Mike Liard, RFID practice director at Venture Development and the session’s moderator, asked the panel about the ability of startup RFID hardware companies to compete in a market with large incumbent companies such as Alien Technology, Symbol Technologies and Impinj, and whether those startups should compete with the more-established RFID companies on pricing or performance. Colleran felt that startups needed to competitive on both levels.
Colleran said he expected that RFID end users will look for logos that indicate that RFID hardware meets interoperability standards. Colleran noted that the Bluetooth symbol has become an easy method for consumers to identify devices that work together, and RFID equipment makers will probably adopt a similar strategy to specify interoperability. Prodromou added that with an open-source technology such as RFID, end users will expect that equipment from all vendors will comply with a certain basic minimum level of standards. He believes that the testing being currently conducted by EPCglobal will assure end users of the interoperability of tags and readers.
Sodha noted that RFID vendors today face a number of the challenges, including refining analytical software to prove that to their customers that an RFID deployment offers a return on investment (ROI), and laying the groundwork so that companion sensor technology takes off in the next couple of years. He added many clients expect 24/7 support and handheld readers that include a bar code reader as well as an RFID reader. In addition, tag providers need to make sure they can ramp up production to meet demand.
“The tag industry is not just about silicon; it is also about scaling and the cost of business,” Sodha said, “because the customer bets their supply chain on you, the vendor.” He noted that when he led Matrics, he was concerned with the production of millions of tags per quarter. In the months following Matric’s acquisition by Symbol in July (see Symbol Acquires Matrics), he has seen that production scale up enormously to hundreds of millions.

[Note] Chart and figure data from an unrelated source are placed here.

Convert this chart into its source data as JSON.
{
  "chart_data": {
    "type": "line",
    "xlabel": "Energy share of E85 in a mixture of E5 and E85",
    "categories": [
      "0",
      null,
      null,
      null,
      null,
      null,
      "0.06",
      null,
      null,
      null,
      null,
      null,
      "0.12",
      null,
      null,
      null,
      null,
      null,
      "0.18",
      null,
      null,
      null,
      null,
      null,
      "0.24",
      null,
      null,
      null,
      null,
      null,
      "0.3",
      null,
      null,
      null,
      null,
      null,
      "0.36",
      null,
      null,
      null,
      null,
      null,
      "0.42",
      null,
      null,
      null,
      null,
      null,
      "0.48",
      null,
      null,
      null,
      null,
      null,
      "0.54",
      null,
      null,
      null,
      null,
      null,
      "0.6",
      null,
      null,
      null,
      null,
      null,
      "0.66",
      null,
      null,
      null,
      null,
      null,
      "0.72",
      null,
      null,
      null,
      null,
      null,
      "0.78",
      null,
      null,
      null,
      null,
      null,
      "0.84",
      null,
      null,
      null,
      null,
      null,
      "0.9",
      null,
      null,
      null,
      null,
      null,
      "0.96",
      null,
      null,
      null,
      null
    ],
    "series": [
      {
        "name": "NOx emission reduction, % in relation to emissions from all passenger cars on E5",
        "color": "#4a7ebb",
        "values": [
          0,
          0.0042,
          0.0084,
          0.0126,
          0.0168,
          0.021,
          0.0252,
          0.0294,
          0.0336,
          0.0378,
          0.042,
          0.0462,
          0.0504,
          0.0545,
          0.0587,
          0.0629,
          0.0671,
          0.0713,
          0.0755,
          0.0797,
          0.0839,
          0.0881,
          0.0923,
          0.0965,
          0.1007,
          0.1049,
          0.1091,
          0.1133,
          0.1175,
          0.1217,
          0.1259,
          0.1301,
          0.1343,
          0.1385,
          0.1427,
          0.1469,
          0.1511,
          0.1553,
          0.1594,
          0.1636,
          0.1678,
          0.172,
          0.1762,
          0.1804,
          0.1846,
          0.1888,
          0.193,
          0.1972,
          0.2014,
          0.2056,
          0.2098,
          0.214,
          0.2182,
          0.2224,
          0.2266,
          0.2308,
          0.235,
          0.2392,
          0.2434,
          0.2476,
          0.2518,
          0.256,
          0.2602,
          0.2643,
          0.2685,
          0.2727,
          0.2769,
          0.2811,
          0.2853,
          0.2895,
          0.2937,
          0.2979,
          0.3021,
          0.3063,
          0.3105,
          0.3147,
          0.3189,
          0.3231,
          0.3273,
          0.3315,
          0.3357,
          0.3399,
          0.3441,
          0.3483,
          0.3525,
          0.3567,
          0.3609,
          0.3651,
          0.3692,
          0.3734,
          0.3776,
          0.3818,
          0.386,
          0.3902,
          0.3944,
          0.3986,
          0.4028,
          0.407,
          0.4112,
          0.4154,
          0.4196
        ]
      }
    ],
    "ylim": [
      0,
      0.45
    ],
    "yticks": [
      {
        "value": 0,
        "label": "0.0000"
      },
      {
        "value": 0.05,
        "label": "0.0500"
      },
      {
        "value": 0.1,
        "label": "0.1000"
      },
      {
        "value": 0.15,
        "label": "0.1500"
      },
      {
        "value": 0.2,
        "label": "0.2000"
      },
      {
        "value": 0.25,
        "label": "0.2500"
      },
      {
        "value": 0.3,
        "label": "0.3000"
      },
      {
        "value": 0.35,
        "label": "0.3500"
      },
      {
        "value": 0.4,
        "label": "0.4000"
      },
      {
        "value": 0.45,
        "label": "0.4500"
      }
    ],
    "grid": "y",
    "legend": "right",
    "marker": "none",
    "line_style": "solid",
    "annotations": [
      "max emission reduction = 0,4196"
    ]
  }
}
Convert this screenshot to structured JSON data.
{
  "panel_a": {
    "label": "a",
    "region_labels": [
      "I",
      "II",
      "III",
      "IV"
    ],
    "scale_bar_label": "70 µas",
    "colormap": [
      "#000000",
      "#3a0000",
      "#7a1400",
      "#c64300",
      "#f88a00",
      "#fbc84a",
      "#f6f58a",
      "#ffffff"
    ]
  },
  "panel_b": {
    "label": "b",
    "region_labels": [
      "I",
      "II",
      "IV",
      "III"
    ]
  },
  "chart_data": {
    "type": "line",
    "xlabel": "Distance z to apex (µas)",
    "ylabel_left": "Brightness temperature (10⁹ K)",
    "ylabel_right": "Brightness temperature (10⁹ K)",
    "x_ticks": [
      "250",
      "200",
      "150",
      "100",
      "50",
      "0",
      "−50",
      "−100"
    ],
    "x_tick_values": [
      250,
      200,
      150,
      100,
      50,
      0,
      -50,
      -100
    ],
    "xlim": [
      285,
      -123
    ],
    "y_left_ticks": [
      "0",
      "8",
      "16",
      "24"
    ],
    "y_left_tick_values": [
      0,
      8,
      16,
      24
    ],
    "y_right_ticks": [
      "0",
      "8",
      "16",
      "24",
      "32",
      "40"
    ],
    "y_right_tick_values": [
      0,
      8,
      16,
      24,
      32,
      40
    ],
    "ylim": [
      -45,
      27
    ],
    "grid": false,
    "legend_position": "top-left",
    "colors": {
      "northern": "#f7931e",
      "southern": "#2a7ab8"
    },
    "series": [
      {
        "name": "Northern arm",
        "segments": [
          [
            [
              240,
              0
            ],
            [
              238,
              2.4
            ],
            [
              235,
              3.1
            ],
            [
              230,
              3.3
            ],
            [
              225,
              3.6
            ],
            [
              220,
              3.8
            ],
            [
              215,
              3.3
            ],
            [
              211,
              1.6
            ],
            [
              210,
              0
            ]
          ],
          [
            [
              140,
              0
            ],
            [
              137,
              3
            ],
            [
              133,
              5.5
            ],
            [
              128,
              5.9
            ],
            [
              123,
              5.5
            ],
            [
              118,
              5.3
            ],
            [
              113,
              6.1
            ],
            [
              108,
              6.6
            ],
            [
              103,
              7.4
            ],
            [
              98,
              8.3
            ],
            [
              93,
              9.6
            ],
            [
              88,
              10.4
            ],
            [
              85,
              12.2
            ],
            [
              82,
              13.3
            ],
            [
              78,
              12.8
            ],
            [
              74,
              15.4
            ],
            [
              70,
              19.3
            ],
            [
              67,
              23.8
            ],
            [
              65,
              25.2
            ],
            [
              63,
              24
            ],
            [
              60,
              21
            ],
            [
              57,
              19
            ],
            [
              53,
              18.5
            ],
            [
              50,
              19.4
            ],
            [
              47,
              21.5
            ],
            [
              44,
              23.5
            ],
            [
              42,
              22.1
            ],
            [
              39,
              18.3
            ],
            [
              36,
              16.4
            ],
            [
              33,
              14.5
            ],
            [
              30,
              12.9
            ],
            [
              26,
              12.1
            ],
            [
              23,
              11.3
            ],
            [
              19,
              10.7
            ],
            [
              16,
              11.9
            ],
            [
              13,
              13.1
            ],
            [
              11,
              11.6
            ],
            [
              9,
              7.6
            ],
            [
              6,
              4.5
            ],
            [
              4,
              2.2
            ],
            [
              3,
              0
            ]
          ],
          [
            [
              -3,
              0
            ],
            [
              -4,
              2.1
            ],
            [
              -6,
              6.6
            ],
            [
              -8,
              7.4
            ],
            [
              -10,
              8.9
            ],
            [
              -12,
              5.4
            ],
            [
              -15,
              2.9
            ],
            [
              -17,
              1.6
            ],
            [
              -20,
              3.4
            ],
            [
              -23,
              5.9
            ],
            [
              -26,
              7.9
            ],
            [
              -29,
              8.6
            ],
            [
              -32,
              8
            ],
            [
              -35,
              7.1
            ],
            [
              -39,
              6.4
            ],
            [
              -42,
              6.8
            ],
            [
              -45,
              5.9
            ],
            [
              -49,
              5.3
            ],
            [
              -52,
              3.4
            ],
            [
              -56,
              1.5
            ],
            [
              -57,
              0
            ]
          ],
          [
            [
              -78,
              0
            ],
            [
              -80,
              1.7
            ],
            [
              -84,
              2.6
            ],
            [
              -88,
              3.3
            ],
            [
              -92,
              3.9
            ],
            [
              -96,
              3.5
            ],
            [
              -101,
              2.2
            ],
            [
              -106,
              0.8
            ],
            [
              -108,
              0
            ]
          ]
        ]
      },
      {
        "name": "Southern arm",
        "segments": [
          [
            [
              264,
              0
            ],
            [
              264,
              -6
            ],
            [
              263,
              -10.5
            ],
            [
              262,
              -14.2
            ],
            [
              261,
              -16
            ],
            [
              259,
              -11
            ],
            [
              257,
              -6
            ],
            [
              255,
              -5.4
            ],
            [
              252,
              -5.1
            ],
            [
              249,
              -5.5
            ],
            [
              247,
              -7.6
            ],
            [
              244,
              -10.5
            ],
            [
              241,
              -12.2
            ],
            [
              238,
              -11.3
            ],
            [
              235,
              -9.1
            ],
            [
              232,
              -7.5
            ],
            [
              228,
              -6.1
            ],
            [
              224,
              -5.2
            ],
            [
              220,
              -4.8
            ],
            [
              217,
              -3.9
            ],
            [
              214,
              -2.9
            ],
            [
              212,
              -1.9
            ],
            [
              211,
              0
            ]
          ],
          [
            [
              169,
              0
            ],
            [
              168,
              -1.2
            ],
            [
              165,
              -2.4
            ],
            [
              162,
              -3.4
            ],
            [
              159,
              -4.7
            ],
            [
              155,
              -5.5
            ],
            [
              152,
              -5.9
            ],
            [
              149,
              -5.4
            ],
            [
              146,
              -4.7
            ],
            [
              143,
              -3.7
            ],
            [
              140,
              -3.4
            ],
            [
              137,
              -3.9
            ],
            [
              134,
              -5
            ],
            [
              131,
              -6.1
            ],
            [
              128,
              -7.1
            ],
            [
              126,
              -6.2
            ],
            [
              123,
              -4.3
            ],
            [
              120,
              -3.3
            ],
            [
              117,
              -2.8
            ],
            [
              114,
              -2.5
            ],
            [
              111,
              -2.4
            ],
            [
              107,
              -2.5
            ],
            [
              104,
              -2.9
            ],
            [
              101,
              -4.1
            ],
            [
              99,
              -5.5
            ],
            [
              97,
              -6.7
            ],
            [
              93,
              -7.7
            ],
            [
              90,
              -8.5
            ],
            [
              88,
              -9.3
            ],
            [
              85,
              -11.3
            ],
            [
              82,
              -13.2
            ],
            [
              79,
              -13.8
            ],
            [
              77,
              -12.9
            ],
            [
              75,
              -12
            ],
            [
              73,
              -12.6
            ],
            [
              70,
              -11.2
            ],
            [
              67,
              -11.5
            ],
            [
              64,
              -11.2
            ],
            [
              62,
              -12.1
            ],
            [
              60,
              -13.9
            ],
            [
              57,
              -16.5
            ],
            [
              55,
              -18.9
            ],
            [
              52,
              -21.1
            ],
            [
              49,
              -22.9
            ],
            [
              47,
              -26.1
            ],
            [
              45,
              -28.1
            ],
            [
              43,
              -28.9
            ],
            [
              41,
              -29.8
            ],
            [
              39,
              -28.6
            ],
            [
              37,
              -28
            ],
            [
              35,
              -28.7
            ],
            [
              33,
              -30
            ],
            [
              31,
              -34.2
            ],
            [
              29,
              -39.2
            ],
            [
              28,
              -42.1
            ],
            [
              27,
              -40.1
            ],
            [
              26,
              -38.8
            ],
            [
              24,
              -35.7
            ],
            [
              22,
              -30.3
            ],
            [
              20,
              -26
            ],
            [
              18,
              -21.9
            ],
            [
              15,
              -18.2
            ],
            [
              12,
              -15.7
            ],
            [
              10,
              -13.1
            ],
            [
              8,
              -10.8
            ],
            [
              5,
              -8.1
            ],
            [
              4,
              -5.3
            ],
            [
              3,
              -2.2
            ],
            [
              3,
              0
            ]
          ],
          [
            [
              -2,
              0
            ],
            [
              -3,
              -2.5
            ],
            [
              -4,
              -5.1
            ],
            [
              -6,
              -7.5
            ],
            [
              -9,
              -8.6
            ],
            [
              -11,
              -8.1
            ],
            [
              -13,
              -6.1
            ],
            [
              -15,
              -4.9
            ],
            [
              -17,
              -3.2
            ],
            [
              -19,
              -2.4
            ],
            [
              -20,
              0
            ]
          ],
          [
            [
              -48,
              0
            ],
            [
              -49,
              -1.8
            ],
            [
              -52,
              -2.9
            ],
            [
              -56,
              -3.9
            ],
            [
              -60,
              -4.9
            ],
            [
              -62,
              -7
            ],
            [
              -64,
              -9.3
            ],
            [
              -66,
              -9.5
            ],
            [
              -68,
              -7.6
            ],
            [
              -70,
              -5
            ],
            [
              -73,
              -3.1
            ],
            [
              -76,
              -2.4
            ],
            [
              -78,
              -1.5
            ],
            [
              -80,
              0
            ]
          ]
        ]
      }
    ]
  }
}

In 2004, Symbol, a publicly traded company with a $3.5 billion market capitalization, purchased Matrics, a leading RFID tag producer. The deal, worth $230 million, was a bargain, in Sodha’s estimation, but it provided the tag company with the leverage and visibility that only a company as strong as Symbol could provide. When asked about his feelings nine months after Symbol’s acquisition of Matrics, Sodha responded that it has been a “very positive move. Most small companies struggle. This move was exactly what Matrics needed to fulfill growth in the RFID market.”